When you can't prevent a disaster, you must limit damage. This is why my suggestion is that South Korea and Japan should jump ship and save themselves.
You normally have good posts, but your analysis in this one is shockingly bad.
1. Russia isn't explicitly protecting Syria against the US, and the Cold War is over. Russia helping Syria in its civil war does not mean it is willing to pick a fight with the US and NATO.
2. China is not weaker than Russia. It is already stronger than Russia, and is getting stronger every year.
3. China's resolve - the real issue - is far stronger than Russia's. China is the new kid looking to prove himself and show off his new guns. That said, China would not go to war now because it would destroy the Chinese economy.
4. Nobody is holding back with North Korea because if China, they are holding back because a war with North Korea would be messy, and since North Korea gets weaker each year while South Korea and Japan get stronger, official policy is to wait.
5. You think that NK wants to pick a fight with the US? Insanity. You think the US would just launch a war with NK out of nowhere? Insanity. You blog post reads like something a young nationalist south korean conspiracy theorist would write.
6. I am American, and I think the South Koreans are unreliable and ungrateful allies, so I fully support withdrawal. The problem is that no matter what BS the politicians say in public, they beg and plead for us to stay. The US bases in SK mean that they have a ton of free security, not to mention massive economic benefits.
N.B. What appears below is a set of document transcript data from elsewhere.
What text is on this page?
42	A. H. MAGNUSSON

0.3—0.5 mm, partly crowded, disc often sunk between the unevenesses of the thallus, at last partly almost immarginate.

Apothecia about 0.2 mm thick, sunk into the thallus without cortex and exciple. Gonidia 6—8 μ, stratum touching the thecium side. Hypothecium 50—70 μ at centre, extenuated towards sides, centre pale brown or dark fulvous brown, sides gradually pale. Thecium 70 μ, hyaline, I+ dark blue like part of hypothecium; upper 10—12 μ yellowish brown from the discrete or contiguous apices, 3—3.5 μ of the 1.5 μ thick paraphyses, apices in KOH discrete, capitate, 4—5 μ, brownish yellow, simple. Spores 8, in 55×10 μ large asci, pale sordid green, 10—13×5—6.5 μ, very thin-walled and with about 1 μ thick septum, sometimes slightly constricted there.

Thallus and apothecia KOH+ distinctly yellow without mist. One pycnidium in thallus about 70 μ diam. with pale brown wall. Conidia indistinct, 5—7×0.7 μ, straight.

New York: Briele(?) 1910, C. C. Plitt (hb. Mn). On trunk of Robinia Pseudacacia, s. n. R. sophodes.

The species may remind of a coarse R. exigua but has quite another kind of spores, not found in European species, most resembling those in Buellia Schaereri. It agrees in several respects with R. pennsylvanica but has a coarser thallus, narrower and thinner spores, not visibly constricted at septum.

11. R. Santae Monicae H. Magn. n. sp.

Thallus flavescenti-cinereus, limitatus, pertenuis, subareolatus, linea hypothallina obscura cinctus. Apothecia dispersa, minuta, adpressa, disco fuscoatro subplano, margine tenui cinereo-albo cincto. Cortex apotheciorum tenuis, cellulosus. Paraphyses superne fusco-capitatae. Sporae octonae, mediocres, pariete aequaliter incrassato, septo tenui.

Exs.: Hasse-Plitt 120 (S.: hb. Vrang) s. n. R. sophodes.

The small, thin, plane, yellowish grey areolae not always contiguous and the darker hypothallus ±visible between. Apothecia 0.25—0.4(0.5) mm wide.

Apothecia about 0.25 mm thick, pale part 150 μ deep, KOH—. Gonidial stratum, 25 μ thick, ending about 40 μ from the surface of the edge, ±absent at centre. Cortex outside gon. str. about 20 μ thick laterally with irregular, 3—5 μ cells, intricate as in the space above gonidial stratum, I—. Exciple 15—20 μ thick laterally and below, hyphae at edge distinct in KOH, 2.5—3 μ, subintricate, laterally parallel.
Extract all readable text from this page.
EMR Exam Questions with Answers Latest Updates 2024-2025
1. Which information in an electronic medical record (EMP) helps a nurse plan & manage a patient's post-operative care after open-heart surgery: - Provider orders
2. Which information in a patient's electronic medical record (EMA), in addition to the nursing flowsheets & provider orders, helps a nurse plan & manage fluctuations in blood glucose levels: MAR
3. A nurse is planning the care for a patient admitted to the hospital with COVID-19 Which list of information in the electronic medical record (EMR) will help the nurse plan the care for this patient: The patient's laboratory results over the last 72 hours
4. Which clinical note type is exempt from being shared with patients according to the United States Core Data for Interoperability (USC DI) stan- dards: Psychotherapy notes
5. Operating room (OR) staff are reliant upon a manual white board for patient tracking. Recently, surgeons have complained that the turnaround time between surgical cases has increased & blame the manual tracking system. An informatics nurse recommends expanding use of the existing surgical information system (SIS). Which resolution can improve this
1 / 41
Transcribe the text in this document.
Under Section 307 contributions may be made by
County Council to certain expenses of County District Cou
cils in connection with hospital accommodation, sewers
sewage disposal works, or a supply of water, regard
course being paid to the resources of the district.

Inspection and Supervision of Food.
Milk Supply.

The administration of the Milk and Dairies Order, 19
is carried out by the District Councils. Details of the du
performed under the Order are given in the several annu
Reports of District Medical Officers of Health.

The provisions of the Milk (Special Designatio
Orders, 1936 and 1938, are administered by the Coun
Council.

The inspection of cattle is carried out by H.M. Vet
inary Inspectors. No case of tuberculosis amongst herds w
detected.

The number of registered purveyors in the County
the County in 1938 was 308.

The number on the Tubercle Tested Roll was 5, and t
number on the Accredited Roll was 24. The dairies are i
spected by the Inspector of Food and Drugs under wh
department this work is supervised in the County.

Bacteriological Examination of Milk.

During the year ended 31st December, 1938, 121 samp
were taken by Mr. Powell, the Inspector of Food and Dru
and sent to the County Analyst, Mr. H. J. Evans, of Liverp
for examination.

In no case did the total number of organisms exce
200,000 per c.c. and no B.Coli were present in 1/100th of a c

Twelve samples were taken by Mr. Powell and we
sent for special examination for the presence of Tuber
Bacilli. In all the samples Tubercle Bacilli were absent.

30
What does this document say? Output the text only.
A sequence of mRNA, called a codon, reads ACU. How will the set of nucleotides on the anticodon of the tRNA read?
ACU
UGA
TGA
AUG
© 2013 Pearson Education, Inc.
You think the US as an ally is a liability?
7. South Koreans who pick North Korea over the US and Japan are insane racists, thinking they should side with their "brothers" who want to murder them. Sure. Go ahead. American lives and money are being wasted on SK. SK helped the US in Vietnam, but older South Koreans were good allies. They still remembered the Korean War and appreciated all the US did for them. The new generation is full of spoiled brats, arrogant thanks to recent economic gains. I say cut them loose and pull out. See how trying to make friends with NK works out for them.
8. US refusing to leave? Are you kidding me? We need bases like Okinawa strategically for control of the Pacific near China. We don't need South Korea for anything except the defense of South Korea. They don't want us there? No problem.
9. Japan is a good ally. They are not going to turn on us. Keep on with the anti-American fantasies, though. Neither Japan nor South Korea would send men to their deaths for propaganda. They aren't China.
10. Even if we needed to leave Okinawa, we could manage just fine by buying off a different island with no population or a small one, or by building our own the same way China has done. The US military is not stupid. They have non-lethal options, and passive defense options.
11. LOL Japan could have its own nukes in less than a year the moment it decided it wanted them. The idea that Japan would need North Korea to get nukes is pure insanity.
You seem to think that America has a giant hard-on for invading North Korea. We do not care. He isn't our problem. The only reason we deal with him AT ALL is because the South Koreans and Japanese are constantly begging us to deal with NK for them. If it was not for our alliances with them and our commitment to defending peaceful democracies against aggression, then we would just be laughing at him from afar.
Same with countries like Iran. We could care less about Iran, but Saudi Arabia and Israel are constantly on our shit trying to get us to hurt Iran for them.